When Robert Whyte, senior managing director for Mosaic Capital LLC in Century City, heads to Dubai in the United Arab Emirates next month, he'll likely need to talk to Shadi Sanbar.

Sanbar, who lived and worked in Los Angeles most of his life, is a director of the Dubai International Financial Market or DIFX, where Whyte is looking to take his Los Angeles-based technology client public.

A UCLA graduate and former partner at Arthur Andersen's Los Angeles office, Sanbar knows all about the long flights between Los Angeles International airport and the Arabian Peninsula.

Sanbar is currently the exchange's public interest director as well as financial and cultural consigliere to the Kingdom Holding Co., the private investment vehicle of Saudi billionaire Prince Alaweed bin Talal. The Prince is the largest individual shareholder of Citigroup and one of the largest individual owners of stock in the world.

"It's interesting that this exchange has garnered so much interest," said Sanbar, speaking on a satellite phone from Riyadh, Saudi Arabia. "Especially considering it's barely been more than a year since its inception. But it's fitting because Dubai has a Hong Kong feel to it as a financial center as well as an increasingly Western-leaning personality as an international city."
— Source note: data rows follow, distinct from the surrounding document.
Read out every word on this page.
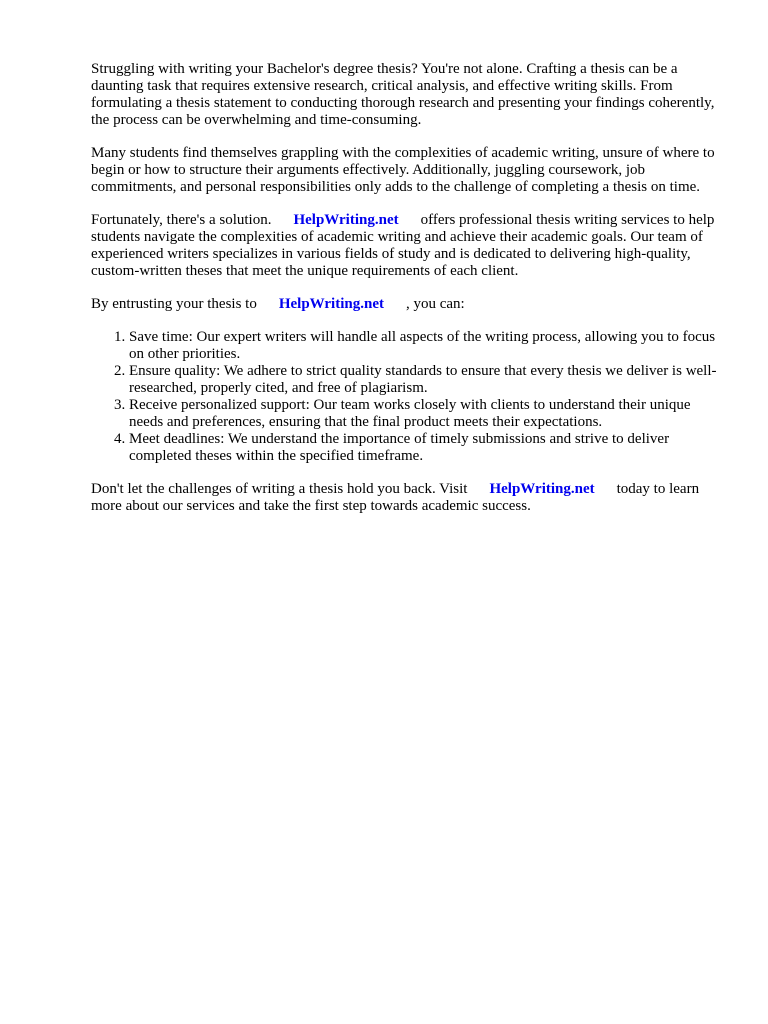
Struggling with writing your Bachelor's degree thesis? You're not alone. Crafting a thesis can be a daunting task that requires extensive research, critical analysis, and effective writing skills. From formulating a thesis statement to conducting thorough research and presenting your findings coherently, the process can be overwhelming and time-consuming.

Many students find themselves grappling with the complexities of academic writing, unsure of where to begin or how to structure their arguments effectively. Additionally, juggling coursework, job commitments, and personal responsibilities only adds to the challenge of completing a thesis on time.

Fortunately, there's a solution. HelpWriting.net offers professional thesis writing services to help students navigate the complexities of academic writing and achieve their academic goals. Our team of experienced writers specializes in various fields of study and is dedicated to delivering high-quality, custom-written theses that meet the unique requirements of each client.

By entrusting your thesis to HelpWriting.net , you can:

1. Save time: Our expert writers will handle all aspects of the writing process, allowing you to focus on other priorities.
2. Ensure quality: We adhere to strict quality standards to ensure that every thesis we deliver is well-researched, properly cited, and free of plagiarism.
3. Receive personalized support: Our team works closely with clients to understand their unique needs and preferences, ensuring that the final product meets their expectations.
4. Meet deadlines: We understand the importance of timely submissions and strive to deliver completed theses within the specified timeframe.

Don't let the challenges of writing a thesis hold you back. Visit HelpWriting.net today to learn more about our services and take the first step towards academic success.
Sanbar said the exchange, which had a total market value of $21 billion last year, doesn't now have any U.S. listings but aims to attract American firms. As part of the American strategy, Sanbar will look to leverage his relationship with the business community in Los Angeles.

The exchange's expansion is happening rapidly as just last week DIFX entered into a joint venture with Clearstream, a German trade services firm the largest in the world that will allow DIFX to create more dual listings, streamline its trading data and attract more traders, companies and institutional investors.

Moreover, with a combined listing and annual fee of $15,000, Sanbar expects to attract lots of small cap companies.

Exchanges in "Canada, England, Germany and Dubai are all much lower in cost than the Nasdaq and the New York Stock Exchange," said Whyte. "A family of investors in the company we're working with suggested Dubai to us, and we're taking a serious look at a listing over there because of the low listing cost and low regulatory burdens."

Whyte, who is also president of the Los Angeles Venture Association, a trade group for venture capitalists, wouldn't reveal the name of his local client.

Sanbar, meanwhile, is careful not to overstate DIFX's attraction.

"My advice to most small American companies right now is that if it's not in your strategic advantage to list in Dubai, you should probably look at AIM in London or Toronto or stay private for the time being," he said.

"Today we're still small and have an immediate interest in focusing on the region. But with the global economy being the way it is, there are always pleasant surprises."